I also love his attempt to reason with the ghost: “Please pass on with just the Nenbutsu.” As if salvation were negotiable and controllable by the ghost who wants to be saved. I don’t know if that line is meant to be humorous, but I laughed at it.
So now that you’ve heard 100 ghost tales, what did you think of this story collection? And even though the book ends on a happy note, remember… there may just be a ghost creeping up behind you now!
How Telling One Hundred Ghost Stories Lead to Wealth and Honor
Near Gojō-Horikawa, Kyōto lived a man named Komeya Hachirōbē. He had ten children, his sixteen-year-old son being head of the household, and he had long been a widower.
One day he traveled to Ōtsu to buy rice, leaving his children to watch the house. “Mind the house well. I will return tomorrow,” he said as he departed.
That night, seven or eight neighborhood children gathered to play and they began a game of one hundred ghost stories. Before long, they had told forty or fifty tales, and one by one the children left. There were only two or three children left by the time they reached eighty or ninety tales, fear had overtaken them all and they went home, so that only the eldest son was left.
The eldest son thought, “The game of one hundred ghost stories is meant to test the strength of the ghosts. What a waste this has become. Therefore, I will finish the hundred tales by myself!”
He told the rest of the stories, and then went out back to pee. But something was in the garden, and it grabbed his leg firmly with a hairy hand. The eldest son, startled, shouted, “Who’s there? Show yourself!”
Just then it changed into a woman of seventeen or eighteen and said, “I am the former mistress of this house. I died during childbirth, and there was nobody to perform my funeral so I could not pass on. Please recite one thousand sutras for me.”
To this the eldest son replied, “My father is a poor man, and there is no way we could afford a thousand sutra memorial service. Please pass on with just the Nenbutsu.”
The woman replied, “In that case, I will bury gold coins beneath the persimmon tree behind the house. Please use them to perform my service.” Then she vanished into thin air.

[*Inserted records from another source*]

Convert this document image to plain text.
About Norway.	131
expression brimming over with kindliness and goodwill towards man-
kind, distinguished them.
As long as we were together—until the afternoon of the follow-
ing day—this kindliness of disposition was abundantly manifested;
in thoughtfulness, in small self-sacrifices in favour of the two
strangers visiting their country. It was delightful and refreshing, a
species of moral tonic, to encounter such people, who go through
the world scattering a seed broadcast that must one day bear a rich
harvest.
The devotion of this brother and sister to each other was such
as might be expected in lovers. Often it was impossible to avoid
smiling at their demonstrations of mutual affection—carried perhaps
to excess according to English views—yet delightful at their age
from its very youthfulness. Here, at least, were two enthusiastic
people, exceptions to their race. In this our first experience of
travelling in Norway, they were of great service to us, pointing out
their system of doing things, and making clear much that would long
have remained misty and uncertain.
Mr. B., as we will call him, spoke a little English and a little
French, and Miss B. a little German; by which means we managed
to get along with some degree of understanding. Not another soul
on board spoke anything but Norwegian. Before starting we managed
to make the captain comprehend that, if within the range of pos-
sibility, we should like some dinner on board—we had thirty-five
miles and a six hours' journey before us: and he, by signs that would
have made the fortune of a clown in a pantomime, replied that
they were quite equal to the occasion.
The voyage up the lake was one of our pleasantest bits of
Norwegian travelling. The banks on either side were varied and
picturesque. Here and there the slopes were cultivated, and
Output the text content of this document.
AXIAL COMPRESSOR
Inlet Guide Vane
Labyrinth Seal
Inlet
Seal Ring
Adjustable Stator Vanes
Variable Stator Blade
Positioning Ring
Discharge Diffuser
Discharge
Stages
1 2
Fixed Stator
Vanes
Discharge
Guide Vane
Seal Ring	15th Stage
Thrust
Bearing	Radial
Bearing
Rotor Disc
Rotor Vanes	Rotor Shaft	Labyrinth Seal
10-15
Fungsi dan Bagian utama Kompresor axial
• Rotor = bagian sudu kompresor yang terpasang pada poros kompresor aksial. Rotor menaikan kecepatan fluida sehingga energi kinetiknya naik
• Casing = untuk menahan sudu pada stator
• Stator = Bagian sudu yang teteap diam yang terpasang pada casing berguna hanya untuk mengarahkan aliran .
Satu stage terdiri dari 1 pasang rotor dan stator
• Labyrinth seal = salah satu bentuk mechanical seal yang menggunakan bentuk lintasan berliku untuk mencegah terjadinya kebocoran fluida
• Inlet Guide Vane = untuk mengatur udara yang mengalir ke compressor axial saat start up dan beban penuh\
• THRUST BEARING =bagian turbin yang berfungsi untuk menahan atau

The next day, Hachirōbē returned. When he heard the tale of what had happened the previous night, he said, “Well in that case…” and dug beneath the persimmon tree. There he found one hundred ryō in koban coins. He quickly retrieved them all, and he used them to perform a warm-hearted funeral for the woman. After that the Komeya family prospered, and became the foremost rice merchant in Shimogyō.